A faculdade de produzir efeitos físicos constitui uma categoria bem distinta, que raramente se alia às comunicações inteligentes, sobretudo às de elevado alcance. Sabe-se que os efeitos físicos são peculiares aos Espíritos de classes inferiores, assim como entre nós a exibição de força aos saltimbancos. Ora, os Espíritos batedores estão nessa classe inferior; agem o mais das vezes por conta própria, para divertir-se ou vexar os outros, mas algumas vezes por ordem dos Espíritos superiores, que deles se servem, como nós dos trabalhadores. Seria absurdo pensar que Espíritos superiores viessem divertir-se em bater nas mesas ou fazê-las girar. Eles usam tais meios, dizemos nós, através de intermediários, quer para convencer-nos, quer para comunicar-se conosco, desde que não disponhamos de outros meios; mas os abandonam logo que possam agir de modo mais rápido, mais cômodo e mais direto, assim como nós abandonamos o telégrafo aéreo desde que tivemos o telégrafo elétrico. De modo algum devem ser desprezados os efeitos físicos, desde que para muitos representam um meio de convicção. Além disso oferecem precioso material de estudo sobre as forças ocultas. É de notar-se, entretanto, que os Espíritos geralmente recusam-nos aos que deles não necessitam ou, pelo menos, aconselham-nos a não se ocuparem com eles de modo especial. Eis o que a respeito escreveu o Espírito de São Luís, na Sociedade Parisiense de Estudos Espíritas:

“Zombaram das mesas girantes, mas não zombarão jamais da filosofia, da sabedoria e da caridade que brilham nas comunicações sérias. Aquelas foram o vestíbulo da Ciência, onde, ao entrar, devemos deixar os preconceitos, assim como quem deixa a capa. Nunca sereis por demais aconselhados a transformar as vossas reuniões em centros sérios. Que alhures se façam demonstrações físicas; que alhures se veja; que alhures se escute, mas que entre vós haja compreensão e amor. Que esperais parecer aos olhos dos Espíritos superiores, quando fazeis girar uma mesa?
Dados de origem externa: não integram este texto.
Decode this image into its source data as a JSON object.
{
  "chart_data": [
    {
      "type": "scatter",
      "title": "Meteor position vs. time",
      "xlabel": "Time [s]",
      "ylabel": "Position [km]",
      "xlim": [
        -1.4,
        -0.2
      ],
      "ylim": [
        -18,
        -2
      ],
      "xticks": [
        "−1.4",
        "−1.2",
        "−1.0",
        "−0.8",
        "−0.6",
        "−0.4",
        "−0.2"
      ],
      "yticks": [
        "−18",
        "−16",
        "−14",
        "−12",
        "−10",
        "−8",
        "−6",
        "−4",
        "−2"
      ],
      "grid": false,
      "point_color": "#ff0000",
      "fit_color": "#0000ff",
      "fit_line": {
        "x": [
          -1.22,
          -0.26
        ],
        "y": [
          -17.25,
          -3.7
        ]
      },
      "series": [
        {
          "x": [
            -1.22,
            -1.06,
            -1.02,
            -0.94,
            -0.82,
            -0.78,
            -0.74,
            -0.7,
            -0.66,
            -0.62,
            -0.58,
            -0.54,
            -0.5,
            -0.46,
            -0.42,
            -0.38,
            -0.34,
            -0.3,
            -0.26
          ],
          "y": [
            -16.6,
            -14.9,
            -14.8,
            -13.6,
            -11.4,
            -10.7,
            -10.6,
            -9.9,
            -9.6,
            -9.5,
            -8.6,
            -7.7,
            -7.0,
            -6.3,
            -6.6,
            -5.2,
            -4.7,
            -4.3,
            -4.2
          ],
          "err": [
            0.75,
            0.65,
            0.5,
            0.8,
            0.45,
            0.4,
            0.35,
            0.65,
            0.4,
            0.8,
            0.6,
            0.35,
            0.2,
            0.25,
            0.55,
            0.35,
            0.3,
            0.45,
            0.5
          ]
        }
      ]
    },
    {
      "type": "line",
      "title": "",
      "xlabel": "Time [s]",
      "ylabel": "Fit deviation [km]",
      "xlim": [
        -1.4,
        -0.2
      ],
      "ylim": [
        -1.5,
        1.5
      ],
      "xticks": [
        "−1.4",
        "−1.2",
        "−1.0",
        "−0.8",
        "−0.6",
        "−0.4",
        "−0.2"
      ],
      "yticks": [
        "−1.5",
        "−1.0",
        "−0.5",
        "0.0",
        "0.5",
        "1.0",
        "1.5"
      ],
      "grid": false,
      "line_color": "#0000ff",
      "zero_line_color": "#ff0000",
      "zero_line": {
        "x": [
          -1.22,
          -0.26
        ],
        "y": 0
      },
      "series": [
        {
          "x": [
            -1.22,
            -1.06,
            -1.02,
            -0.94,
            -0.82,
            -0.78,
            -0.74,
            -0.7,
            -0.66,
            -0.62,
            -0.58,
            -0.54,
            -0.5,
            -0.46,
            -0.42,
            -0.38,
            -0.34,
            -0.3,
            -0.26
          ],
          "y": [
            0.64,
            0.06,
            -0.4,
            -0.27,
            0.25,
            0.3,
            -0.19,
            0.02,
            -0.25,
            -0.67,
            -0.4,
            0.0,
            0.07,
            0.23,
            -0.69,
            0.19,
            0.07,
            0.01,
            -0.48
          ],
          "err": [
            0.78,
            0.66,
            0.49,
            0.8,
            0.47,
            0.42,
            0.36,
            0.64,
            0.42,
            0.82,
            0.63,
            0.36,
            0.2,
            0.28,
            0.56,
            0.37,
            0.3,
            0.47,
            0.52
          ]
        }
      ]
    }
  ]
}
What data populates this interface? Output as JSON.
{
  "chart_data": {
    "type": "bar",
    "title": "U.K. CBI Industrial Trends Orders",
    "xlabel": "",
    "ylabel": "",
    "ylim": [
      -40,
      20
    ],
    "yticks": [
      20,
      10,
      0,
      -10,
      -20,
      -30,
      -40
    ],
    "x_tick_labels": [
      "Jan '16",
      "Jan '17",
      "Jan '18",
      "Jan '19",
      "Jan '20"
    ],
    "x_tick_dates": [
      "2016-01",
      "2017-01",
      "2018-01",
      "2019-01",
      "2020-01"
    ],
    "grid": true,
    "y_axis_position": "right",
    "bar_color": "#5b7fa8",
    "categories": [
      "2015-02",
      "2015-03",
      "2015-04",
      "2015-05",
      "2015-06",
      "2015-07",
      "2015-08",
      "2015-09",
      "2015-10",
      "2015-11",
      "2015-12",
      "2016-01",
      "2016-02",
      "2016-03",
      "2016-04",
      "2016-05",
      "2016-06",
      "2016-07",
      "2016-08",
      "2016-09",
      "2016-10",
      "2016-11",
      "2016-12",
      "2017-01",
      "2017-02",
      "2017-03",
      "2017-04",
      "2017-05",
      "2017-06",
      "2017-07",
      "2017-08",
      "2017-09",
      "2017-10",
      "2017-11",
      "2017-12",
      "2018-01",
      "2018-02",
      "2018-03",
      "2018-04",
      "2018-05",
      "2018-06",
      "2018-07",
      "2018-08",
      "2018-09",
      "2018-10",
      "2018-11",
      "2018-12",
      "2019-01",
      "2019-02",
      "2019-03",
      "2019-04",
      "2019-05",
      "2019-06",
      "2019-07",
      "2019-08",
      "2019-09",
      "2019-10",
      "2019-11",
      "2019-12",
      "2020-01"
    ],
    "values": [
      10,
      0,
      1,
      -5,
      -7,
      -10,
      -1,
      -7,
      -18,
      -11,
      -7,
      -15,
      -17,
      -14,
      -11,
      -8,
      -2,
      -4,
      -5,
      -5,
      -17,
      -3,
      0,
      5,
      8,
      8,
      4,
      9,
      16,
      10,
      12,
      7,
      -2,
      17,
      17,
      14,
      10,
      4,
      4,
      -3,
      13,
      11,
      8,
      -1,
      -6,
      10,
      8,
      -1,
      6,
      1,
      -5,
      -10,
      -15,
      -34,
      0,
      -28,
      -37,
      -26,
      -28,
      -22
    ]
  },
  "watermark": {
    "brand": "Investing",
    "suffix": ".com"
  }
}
Ignorantes! O sábio passa o seu tempo a recordar o abc da Ciência? Se vos virem, ao contrário, procurando obter comunicações inteligentes e instrutivas, considerar-vos-ão homens sérios, em busca da verdade”.

Impossível é resumir de modo mais lógico e mais preciso o caráter dos dois gêneros de manifestações. Aquele que recebe comunicações elevadas deve-as à assistência dos bons Espíritos. É uma prova da simpatia dos mesmos por ele.

Renunciar a elas para ocupar-se com efeitos materiais é trocar uma sociedade seleta por outra inferior. Querer aliar as duas coisas é atrair seres antipáticos e, nesse conflito, é provável que se vão os bons e que fiquem os maus.

Longe de nós desprezar os médiuns de efeitos físicos. Eles têm a sua razão de ser e o sua finalidade providencial. Prestam incontestáveis serviços à Ciência Espírita, mas quando um médium possui uma faculdade que o põe em contato com seres superiores, não compreendemos que dela abdique, ou que deseje outras, a não ser por ignorância. Muitas vezes, o desejo de ser tudo faz com que acabe por não ser coisa alguma”.